Across the board, there is a lower life expectancy and a higher rate of many health problems among communities of color.
That's why the focus of the African American Men's Wellness Walk is to raise awareness and empower people to make decisions that can give them healthier lives.
Thousands of men, women and kids came out to enjoy a walk or 5-k run taking place in Columbus, and Youngstown. 
The African American Men's Wellness walk-in Youngstown is taking steps to close the gap in health disparities to promote healthier and longer lives.
Data shows ethnic minority groups throughout the U.S. have higher rates than whites of illness and death including diabetes, hypertension, obesity, asthma, heart disease, and prostate cancer.
Reverend Louis Macklin started the Youngstown African American Wellness Walk and told 21 News he, volunteers, and sponsors are trying to address and remedy those gaps. 

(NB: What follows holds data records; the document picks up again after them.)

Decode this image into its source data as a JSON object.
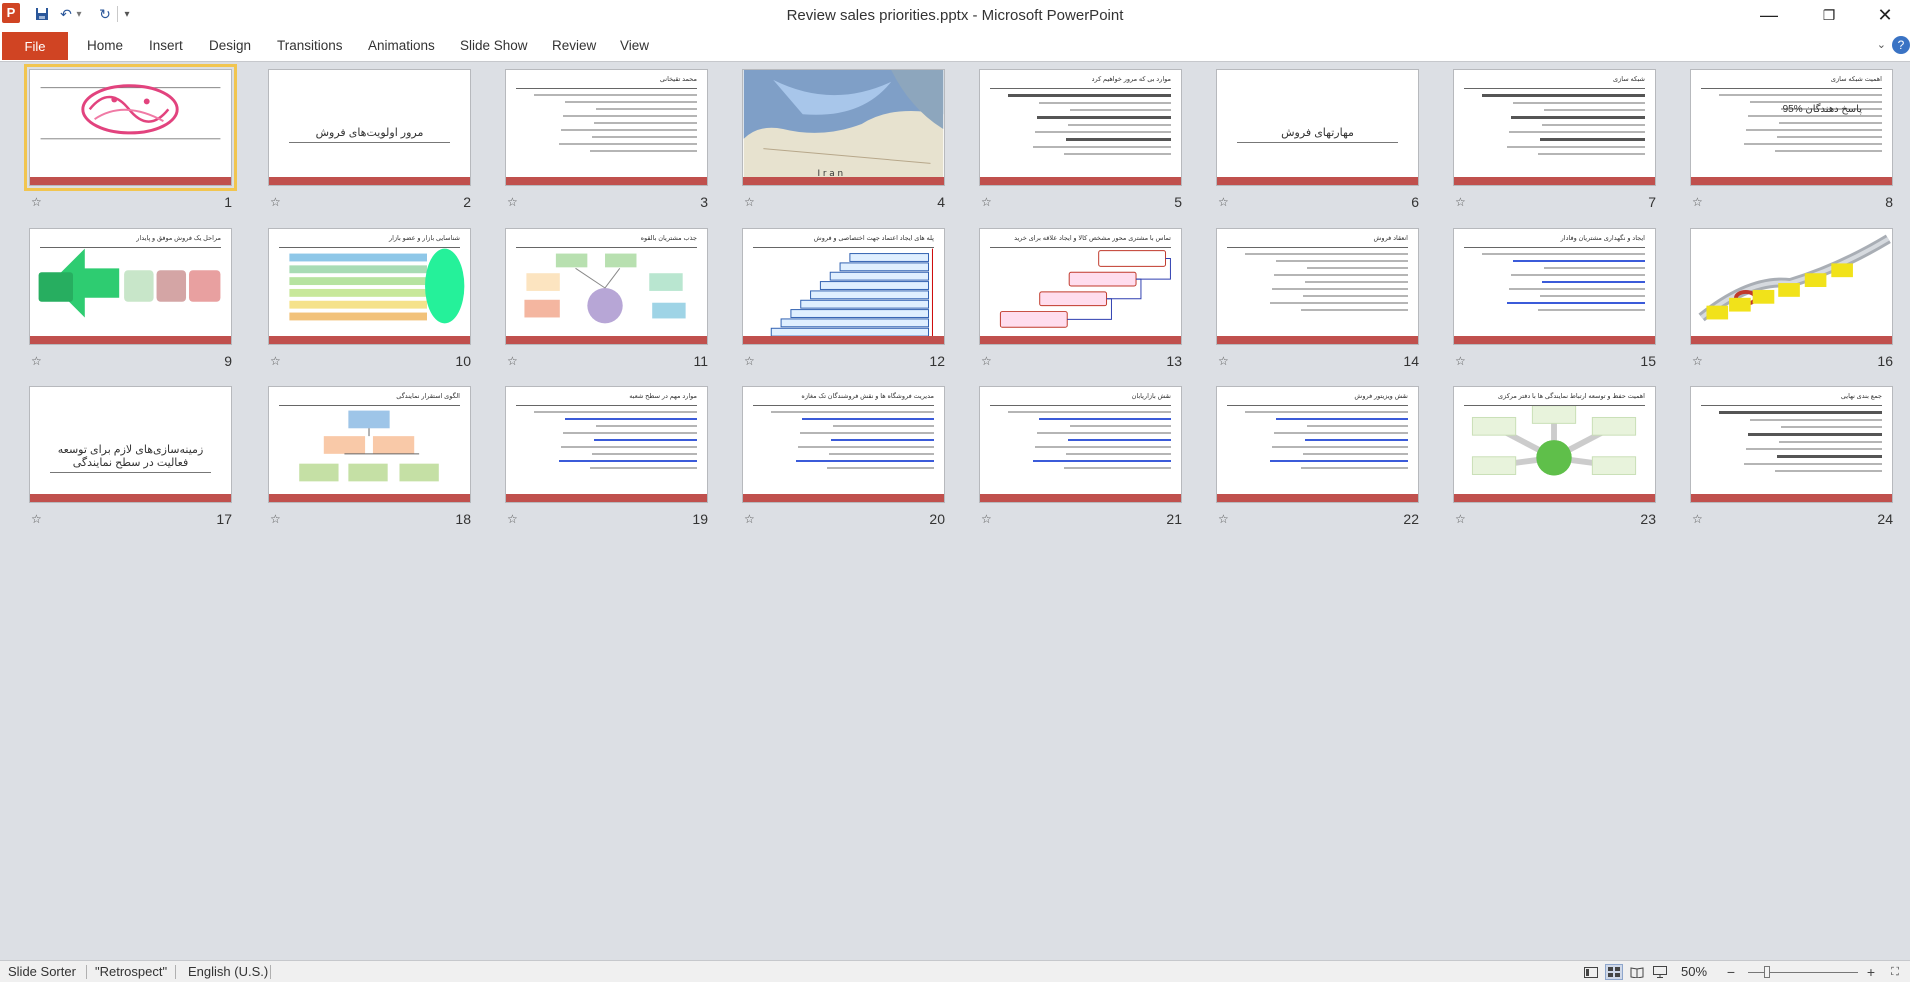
{
  "window": {
    "title": "Review sales priorities.pptx  -  Microsoft PowerPoint",
    "logo": "P",
    "minimize": "—",
    "restore": "❐",
    "close": "✕"
  },
  "qat": {
    "save_icon": "💾",
    "undo_icon": "↶",
    "undo_dropdown": "▾",
    "redo_icon": "↻",
    "customize": "▾"
  },
  "ribbon": {
    "file": "File",
    "tabs": [
      "Home",
      "Insert",
      "Design",
      "Transitions",
      "Animations",
      "Slide Show",
      "Review",
      "View"
    ],
    "collapse": "⌄",
    "help": "?"
  },
  "slides": [
    {
      "num": "1",
      "title": "",
      "center": "",
      "kind": "calligraphy"
    },
    {
      "num": "2",
      "title": "",
      "center": "مرور اولویت‌های فروش",
      "kind": "title"
    },
    {
      "num": "3",
      "title": "محمد تقیخانی",
      "center": "",
      "kind": "text"
    },
    {
      "num": "4",
      "title": "",
      "center": "I r a n",
      "kind": "map"
    },
    {
      "num": "5",
      "title": "موارد بی که مرور خواهیم کرد",
      "center": "",
      "kind": "textdark"
    },
    {
      "num": "6",
      "title": "",
      "center": "مهارتهای فروش",
      "kind": "title"
    },
    {
      "num": "7",
      "title": "شبکه سازی",
      "center": "",
      "kind": "textdark"
    },
    {
      "num": "8",
      "title": "اهمیت شبکه سازی",
      "center": "95% پاسخ دهندگان",
      "kind": "text8"
    },
    {
      "num": "9",
      "title": "مراحل یک فروش موفق و پایدار",
      "center": "",
      "kind": "arrows"
    },
    {
      "num": "10",
      "title": "شناسایی بازار و عضو بازار",
      "center": "",
      "kind": "bars"
    },
    {
      "num": "11",
      "title": "جذب مشتریان بالقوه",
      "center": "",
      "kind": "hub"
    },
    {
      "num": "12",
      "title": "پله های ایجاد اعتماد جهت اختصاصی و فروش",
      "center": "",
      "kind": "stairs"
    },
    {
      "num": "13",
      "title": "تماس با مشتری محور مشخص کالا و ایجاد علاقه برای خرید",
      "center": "",
      "kind": "flow"
    },
    {
      "num": "14",
      "title": "انعقاد فروش",
      "center": "",
      "kind": "text"
    },
    {
      "num": "15",
      "title": "ایجاد و نگهداری مشتریان وفادار",
      "center": "",
      "kind": "textblue"
    },
    {
      "num": "16",
      "title": "",
      "center": "",
      "kind": "chain"
    },
    {
      "num": "17",
      "title": "",
      "center": "زمینه‌سازی‌های لازم برای توسعه فعالیت در سطح نمایندگی",
      "kind": "title"
    },
    {
      "num": "18",
      "title": "الگوی استقرار نمایندگی",
      "center": "",
      "kind": "org"
    },
    {
      "num": "19",
      "title": "موارد مهم در سطح شعبه",
      "center": "",
      "kind": "textblue"
    },
    {
      "num": "20",
      "title": "مدیریت فروشگاه ها و نقش فروشندگان تک مغازه",
      "center": "",
      "kind": "textblue"
    },
    {
      "num": "21",
      "title": "نقش بازاریابان",
      "center": "",
      "kind": "textblue"
    },
    {
      "num": "22",
      "title": "نقش ویزیتور فروش",
      "center": "",
      "kind": "textblue"
    },
    {
      "num": "23",
      "title": "اهمیت حفظ و توسعه ارتباط نمایندگی ها با دفتر مرکزی",
      "center": "",
      "kind": "radial"
    },
    {
      "num": "24",
      "title": "جمع بندی نهایی",
      "center": "",
      "kind": "textdark"
    }
  ],
  "status": {
    "view": "Slide Sorter",
    "theme": "\"Retrospect\"",
    "language": "English (U.S.)",
    "zoom": "50%",
    "zoom_out": "−",
    "zoom_in": "+",
    "fit_icon": "⛶"
  }
}
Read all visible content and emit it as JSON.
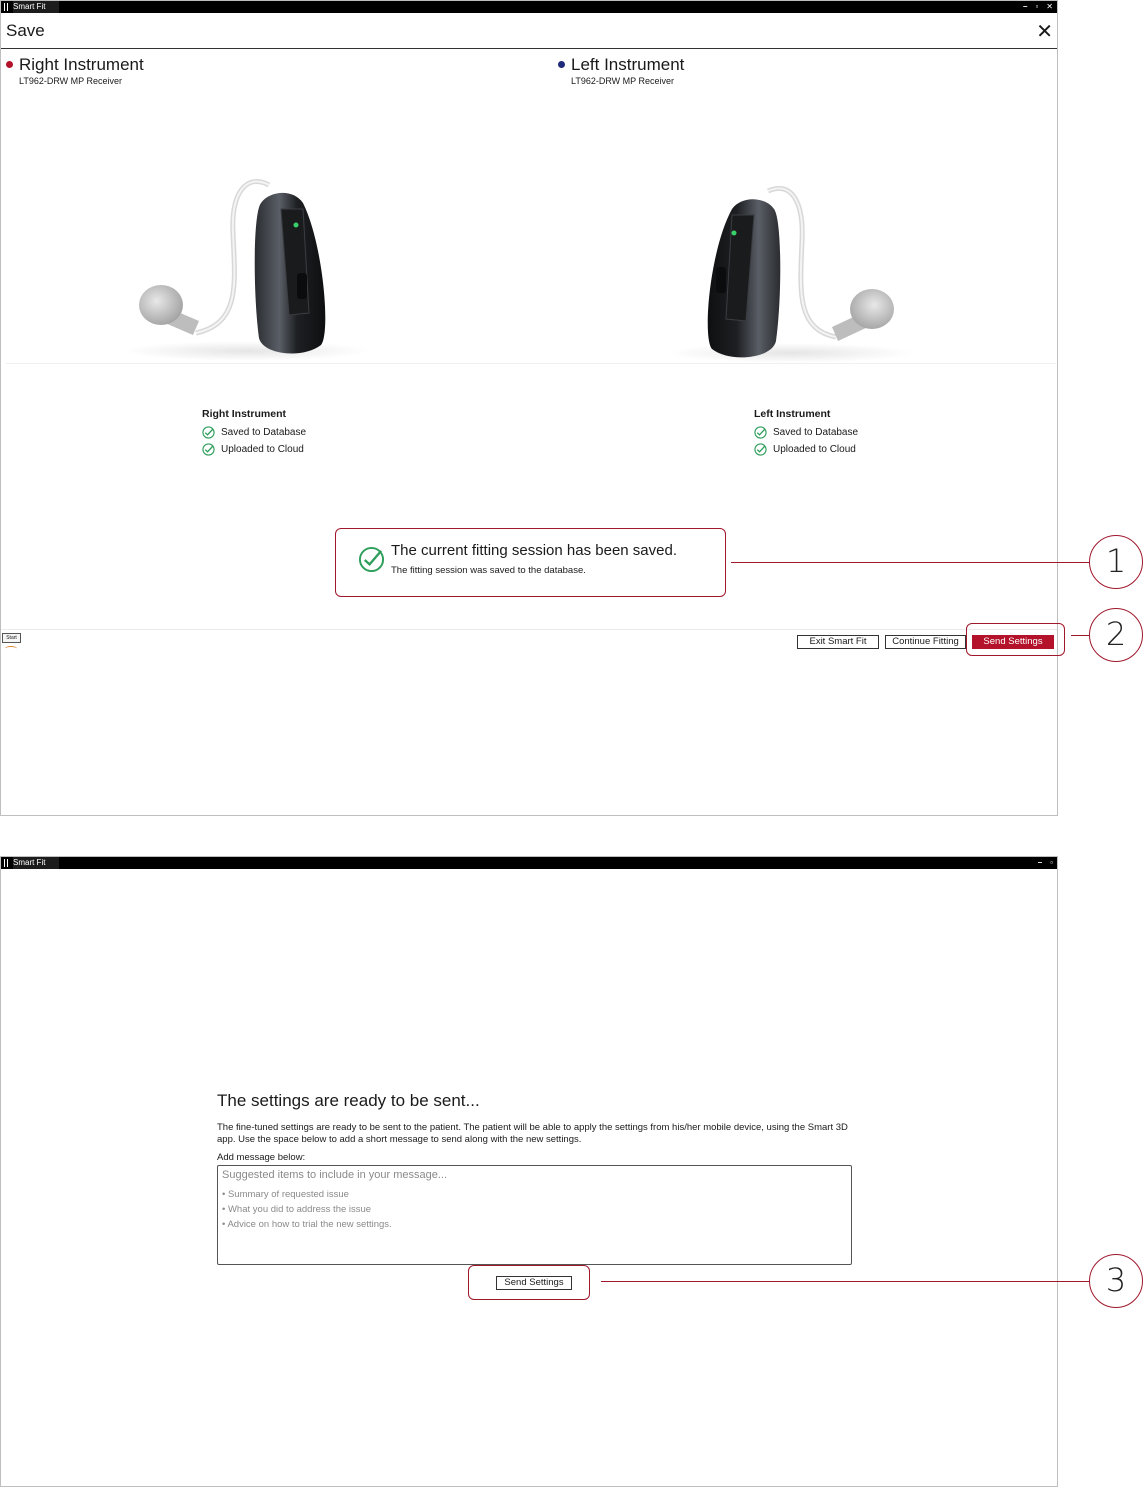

Some solutions to help reduce the life expectancy gap by four fewer years include access to healthy food with this traveling food truck, pop-up produce shops, and the Glennwood Food Market to increase access to healthier foods. 
Another obstacle is getting men to a doctor since screening tests help save lives.
That's where spouses or partners can make a difference.
"Sometimes they may have to make the appointment, take them to the appointment, go with them to the office. When there are health events that offer free screenings take them to the events," said Dr. Lashale Pugh, NE Ohio Black Health Coalition.
.Reverend Macklin says knowing your blood pressure, and other numbers can be critical to avoiding strokes, heart attacks and more. 
"Know your numbers. People play the number power ball, but they will gamble not knowing what their blood pressure is, PSA numbers are, or what their cholesterol or glucose numbers are," said Macklin. 
Macklin says you don't need a gym membership and can walk around the block or community park to build a healthier life for yourself. 
"If you don't have time for exercise and wellness you will find time to be sick, and it's going to cost you more and take more of your time and resources than you deserve," Pastor  Macklin emphasized.